Beth nods and takes the crossbow and sits up. He leans back and studies her.

"I'm fine," she says moving to sit on top of one of the large roots. "Just...dreams."

He nods and then sits down in the warm spot she's just vacated; his head now level with her lap, and closes his eyes. His breath deepens in seconds as he falls asleep. Beth waits a minute or two and then his head turns and he rests forehead rests against her thigh. She's not sure what it all means, his keeping contact with her while he sleeps, but he's done it every single night since they burned that house down and she likes it.

Beth rubs at her eyes with one hand and then stares out into the night. The forest is still and the air is just short of chilly, the scent of scrub pine and earth drifts over her.

Keep your eyes open, sweet girl echoes in her mind and her dream swirls to the surface of her thoughts.

Now that she's awake she can rationalize her dream easily. Her grandmother had lived with them on the farm until her death when Beth was eight. Granny had always asked after Beth's day - what happened in class, what did the other children wear, what did she have for lunch and Beth had always made sure to remember the details to tell her when she got home in the afternoons.

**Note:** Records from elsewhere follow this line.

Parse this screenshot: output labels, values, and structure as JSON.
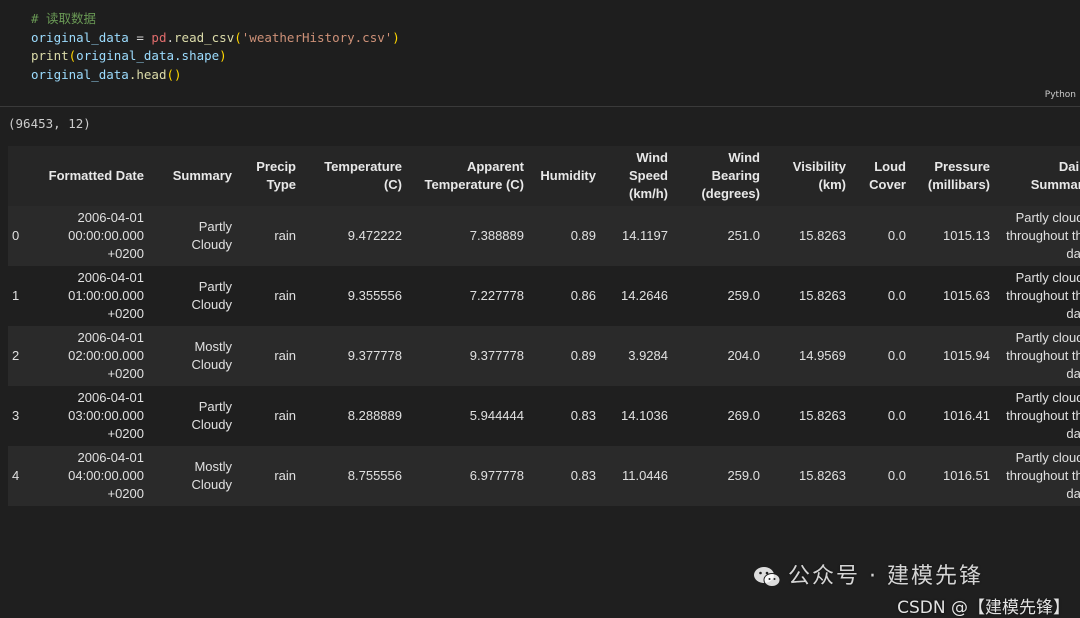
{
  "code": {
    "comment": "# 读取数据",
    "line1": {
      "var": "original_data",
      "op": " = ",
      "mod": "pd",
      "dot": ".",
      "fn": "read_csv",
      "arg": "'weatherHistory.csv'"
    },
    "line2": {
      "fn": "print",
      "var": "original_data",
      "attr": ".shape"
    },
    "line3": {
      "var": "original_data",
      "method": ".head",
      "call": "()"
    },
    "language": "Python"
  },
  "output": {
    "shape": "(96453, 12)",
    "columns": [
      "",
      "Formatted Date",
      "Summary",
      "Precip Type",
      "Temperature (C)",
      "Apparent Temperature (C)",
      "Humidity",
      "Wind Speed (km/h)",
      "Wind Bearing (degrees)",
      "Visibility (km)",
      "Loud Cover",
      "Pressure (millibars)",
      "Daily Summary"
    ],
    "rows": [
      [
        "0",
        "2006-04-01 00:00:00.000 +0200",
        "Partly Cloudy",
        "rain",
        "9.472222",
        "7.388889",
        "0.89",
        "14.1197",
        "251.0",
        "15.8263",
        "0.0",
        "1015.13",
        "Partly cloudy throughout the day."
      ],
      [
        "1",
        "2006-04-01 01:00:00.000 +0200",
        "Partly Cloudy",
        "rain",
        "9.355556",
        "7.227778",
        "0.86",
        "14.2646",
        "259.0",
        "15.8263",
        "0.0",
        "1015.63",
        "Partly cloudy throughout the day."
      ],
      [
        "2",
        "2006-04-01 02:00:00.000 +0200",
        "Mostly Cloudy",
        "rain",
        "9.377778",
        "9.377778",
        "0.89",
        "3.9284",
        "204.0",
        "14.9569",
        "0.0",
        "1015.94",
        "Partly cloudy throughout the day."
      ],
      [
        "3",
        "2006-04-01 03:00:00.000 +0200",
        "Partly Cloudy",
        "rain",
        "8.288889",
        "5.944444",
        "0.83",
        "14.1036",
        "269.0",
        "15.8263",
        "0.0",
        "1016.41",
        "Partly cloudy throughout the day."
      ],
      [
        "4",
        "2006-04-01 04:00:00.000 +0200",
        "Mostly Cloudy",
        "rain",
        "8.755556",
        "6.977778",
        "0.83",
        "11.0446",
        "259.0",
        "15.8263",
        "0.0",
        "1016.51",
        "Partly cloudy throughout the day."
      ]
    ]
  },
  "watermark": {
    "wechat": "公众号 · 建模先锋",
    "csdn": "CSDN @【建模先锋】"
  }
}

Add to that Daryl's warning to trust her instincts and Beth's dream makes perfect sense.

Her grip still tightens on the crossbow and she fights the urge to rest her hand on Daryl's head, to reassure her of his presence. Instead she focuses on the weight of his forehead pressed against her and lets it calm her.

"Just a dream," she murmurs. "Let it go, Bethy."

She turns her thoughts towards the night and keeps herself awake by trying to remember the lyrics of Dixie Chicks songs.

But deep down inside her, something quietly pings.